The required courses are:

Introduction to American Law (Law 601).  An overview of American legal institutions and basic areas of American law.  Offered for LLM-LI students and foreign and American graduate students. Taught in the fall and also in the spring semester. (3 cr.)

Legal Sources (Law 602). An introduction to common law analysis and American legal research sources. Emphasis is on the use of American cases in legal problem solving. Includes an overview of plagiarism concerns and citation and attribution conventions. Fall and again in the spring semester; specifically for LLM-LI students. (3 cr.) Nina Chang is the lecturer for this course.

BIOGRAPHY: Nina Chang

Nina Chang is a lecturer in the graduate program at the University of Wisconsin Law School. She teaches legal research and writing to international master-of-laws students.

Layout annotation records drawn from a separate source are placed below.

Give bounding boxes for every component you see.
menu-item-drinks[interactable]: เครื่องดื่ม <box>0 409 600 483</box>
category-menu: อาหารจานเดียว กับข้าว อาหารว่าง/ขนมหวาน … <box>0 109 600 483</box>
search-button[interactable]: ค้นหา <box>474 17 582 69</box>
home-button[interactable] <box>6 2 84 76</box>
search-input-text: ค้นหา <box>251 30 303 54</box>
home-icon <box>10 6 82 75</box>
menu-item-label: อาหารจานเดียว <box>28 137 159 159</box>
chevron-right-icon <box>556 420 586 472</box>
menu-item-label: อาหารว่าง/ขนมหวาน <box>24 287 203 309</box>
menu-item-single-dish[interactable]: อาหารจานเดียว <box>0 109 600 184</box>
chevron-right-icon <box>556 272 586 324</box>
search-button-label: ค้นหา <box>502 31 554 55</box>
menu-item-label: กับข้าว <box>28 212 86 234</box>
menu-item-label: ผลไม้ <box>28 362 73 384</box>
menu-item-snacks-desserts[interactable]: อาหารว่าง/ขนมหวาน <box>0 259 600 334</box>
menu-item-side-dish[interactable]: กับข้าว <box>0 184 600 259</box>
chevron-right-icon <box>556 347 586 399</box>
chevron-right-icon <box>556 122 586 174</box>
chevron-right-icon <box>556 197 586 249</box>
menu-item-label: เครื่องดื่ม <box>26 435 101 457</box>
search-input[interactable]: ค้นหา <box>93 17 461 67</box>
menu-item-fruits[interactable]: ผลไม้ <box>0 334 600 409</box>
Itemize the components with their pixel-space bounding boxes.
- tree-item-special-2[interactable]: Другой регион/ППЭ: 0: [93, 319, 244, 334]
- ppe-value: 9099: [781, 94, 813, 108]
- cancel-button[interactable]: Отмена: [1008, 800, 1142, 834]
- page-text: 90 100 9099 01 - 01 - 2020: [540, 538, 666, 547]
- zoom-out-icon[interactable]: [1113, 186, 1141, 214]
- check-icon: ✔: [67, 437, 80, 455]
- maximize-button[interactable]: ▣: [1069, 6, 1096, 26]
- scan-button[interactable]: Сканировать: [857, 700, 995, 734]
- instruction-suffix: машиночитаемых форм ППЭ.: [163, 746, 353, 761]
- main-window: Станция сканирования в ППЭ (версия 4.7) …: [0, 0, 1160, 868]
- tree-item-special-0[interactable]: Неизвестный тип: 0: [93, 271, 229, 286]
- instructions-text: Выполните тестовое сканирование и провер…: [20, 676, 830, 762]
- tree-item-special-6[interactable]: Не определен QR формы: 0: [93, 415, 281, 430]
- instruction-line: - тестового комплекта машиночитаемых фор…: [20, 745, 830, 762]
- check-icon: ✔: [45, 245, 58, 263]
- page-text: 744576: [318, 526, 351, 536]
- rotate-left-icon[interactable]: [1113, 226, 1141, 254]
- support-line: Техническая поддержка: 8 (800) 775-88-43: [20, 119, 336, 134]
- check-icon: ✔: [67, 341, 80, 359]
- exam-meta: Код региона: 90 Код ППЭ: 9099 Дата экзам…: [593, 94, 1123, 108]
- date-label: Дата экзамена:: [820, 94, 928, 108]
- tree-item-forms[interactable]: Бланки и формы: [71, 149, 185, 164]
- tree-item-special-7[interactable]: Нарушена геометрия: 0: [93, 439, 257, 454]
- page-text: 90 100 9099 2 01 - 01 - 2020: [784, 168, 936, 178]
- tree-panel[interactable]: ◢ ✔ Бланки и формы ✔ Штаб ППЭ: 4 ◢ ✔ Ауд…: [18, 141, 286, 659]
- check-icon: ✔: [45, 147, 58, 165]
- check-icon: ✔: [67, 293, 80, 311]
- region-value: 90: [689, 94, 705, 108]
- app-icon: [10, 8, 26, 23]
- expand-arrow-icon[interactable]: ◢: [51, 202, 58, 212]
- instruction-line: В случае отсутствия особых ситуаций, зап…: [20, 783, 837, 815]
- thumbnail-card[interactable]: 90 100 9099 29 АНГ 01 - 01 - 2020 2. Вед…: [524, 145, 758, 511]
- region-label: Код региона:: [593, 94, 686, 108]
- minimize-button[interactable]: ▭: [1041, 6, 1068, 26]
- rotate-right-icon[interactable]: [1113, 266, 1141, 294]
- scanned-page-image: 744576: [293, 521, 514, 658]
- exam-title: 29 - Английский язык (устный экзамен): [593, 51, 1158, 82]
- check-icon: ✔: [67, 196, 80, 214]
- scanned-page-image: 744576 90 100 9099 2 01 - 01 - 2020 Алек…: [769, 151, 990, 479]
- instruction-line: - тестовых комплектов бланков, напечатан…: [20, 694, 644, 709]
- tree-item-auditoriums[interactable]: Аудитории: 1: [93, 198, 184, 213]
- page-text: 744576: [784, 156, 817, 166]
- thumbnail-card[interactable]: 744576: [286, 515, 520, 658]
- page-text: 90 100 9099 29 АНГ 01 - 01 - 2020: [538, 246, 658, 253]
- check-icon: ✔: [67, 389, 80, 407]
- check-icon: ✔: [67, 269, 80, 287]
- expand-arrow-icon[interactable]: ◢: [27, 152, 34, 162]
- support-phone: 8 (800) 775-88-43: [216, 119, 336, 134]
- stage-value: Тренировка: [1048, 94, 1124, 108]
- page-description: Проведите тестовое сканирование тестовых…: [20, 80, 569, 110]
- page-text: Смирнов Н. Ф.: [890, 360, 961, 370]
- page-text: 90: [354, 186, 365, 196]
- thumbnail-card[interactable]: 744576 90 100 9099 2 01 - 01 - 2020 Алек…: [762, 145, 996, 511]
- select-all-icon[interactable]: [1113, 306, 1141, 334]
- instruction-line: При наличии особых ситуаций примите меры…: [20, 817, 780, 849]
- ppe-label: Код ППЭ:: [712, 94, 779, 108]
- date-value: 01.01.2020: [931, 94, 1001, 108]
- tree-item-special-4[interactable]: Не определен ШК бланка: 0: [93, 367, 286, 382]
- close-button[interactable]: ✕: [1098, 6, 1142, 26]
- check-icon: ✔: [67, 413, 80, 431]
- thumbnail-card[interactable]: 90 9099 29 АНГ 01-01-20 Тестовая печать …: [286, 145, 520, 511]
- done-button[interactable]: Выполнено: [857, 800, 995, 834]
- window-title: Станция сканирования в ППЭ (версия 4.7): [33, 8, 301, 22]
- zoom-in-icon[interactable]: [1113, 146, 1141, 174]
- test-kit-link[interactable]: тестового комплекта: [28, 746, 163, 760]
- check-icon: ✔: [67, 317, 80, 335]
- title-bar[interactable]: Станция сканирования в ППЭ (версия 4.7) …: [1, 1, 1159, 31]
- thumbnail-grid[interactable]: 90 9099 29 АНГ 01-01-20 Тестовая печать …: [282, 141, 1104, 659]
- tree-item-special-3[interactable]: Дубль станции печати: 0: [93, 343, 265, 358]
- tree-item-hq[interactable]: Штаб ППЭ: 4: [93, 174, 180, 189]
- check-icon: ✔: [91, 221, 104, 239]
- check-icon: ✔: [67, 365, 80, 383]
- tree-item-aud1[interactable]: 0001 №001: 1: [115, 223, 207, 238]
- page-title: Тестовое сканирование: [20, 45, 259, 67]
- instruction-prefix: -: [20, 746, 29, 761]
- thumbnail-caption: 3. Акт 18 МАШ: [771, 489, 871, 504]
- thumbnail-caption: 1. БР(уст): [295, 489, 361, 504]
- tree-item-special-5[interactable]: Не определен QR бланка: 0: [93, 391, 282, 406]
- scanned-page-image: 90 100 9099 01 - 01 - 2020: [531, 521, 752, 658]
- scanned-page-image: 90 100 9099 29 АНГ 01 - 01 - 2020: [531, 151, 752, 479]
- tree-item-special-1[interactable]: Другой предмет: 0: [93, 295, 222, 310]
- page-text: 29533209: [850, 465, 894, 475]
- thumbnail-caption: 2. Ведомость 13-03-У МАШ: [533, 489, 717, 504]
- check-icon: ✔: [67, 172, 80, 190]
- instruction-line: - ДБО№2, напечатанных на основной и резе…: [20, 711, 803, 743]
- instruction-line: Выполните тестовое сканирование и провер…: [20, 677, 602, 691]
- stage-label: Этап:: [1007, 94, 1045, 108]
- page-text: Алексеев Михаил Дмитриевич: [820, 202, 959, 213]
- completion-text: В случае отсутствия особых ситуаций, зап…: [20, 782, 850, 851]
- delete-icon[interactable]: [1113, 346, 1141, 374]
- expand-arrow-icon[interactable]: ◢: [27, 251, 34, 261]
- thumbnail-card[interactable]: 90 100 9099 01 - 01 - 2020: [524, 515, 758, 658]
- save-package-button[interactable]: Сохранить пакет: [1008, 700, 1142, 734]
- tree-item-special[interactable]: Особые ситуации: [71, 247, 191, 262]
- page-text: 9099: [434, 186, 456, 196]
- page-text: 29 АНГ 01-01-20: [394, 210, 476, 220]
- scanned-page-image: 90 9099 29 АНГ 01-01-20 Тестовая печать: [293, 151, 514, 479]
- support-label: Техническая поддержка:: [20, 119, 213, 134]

Ms. Chang most recently practiced law at the Federal Trade Commission in Washington, DC, where she worked in the Bureau of Consumer Protection on consumer credit issues. She has also worked as an assistant attorney general for the State of Washington. In that role, she appeared frequently before state courts and administrative tribunals.

Ms. Chang received her A.B. in 1989 from Stanford University and her J.D. in 1993 from the University of Michigan Law School.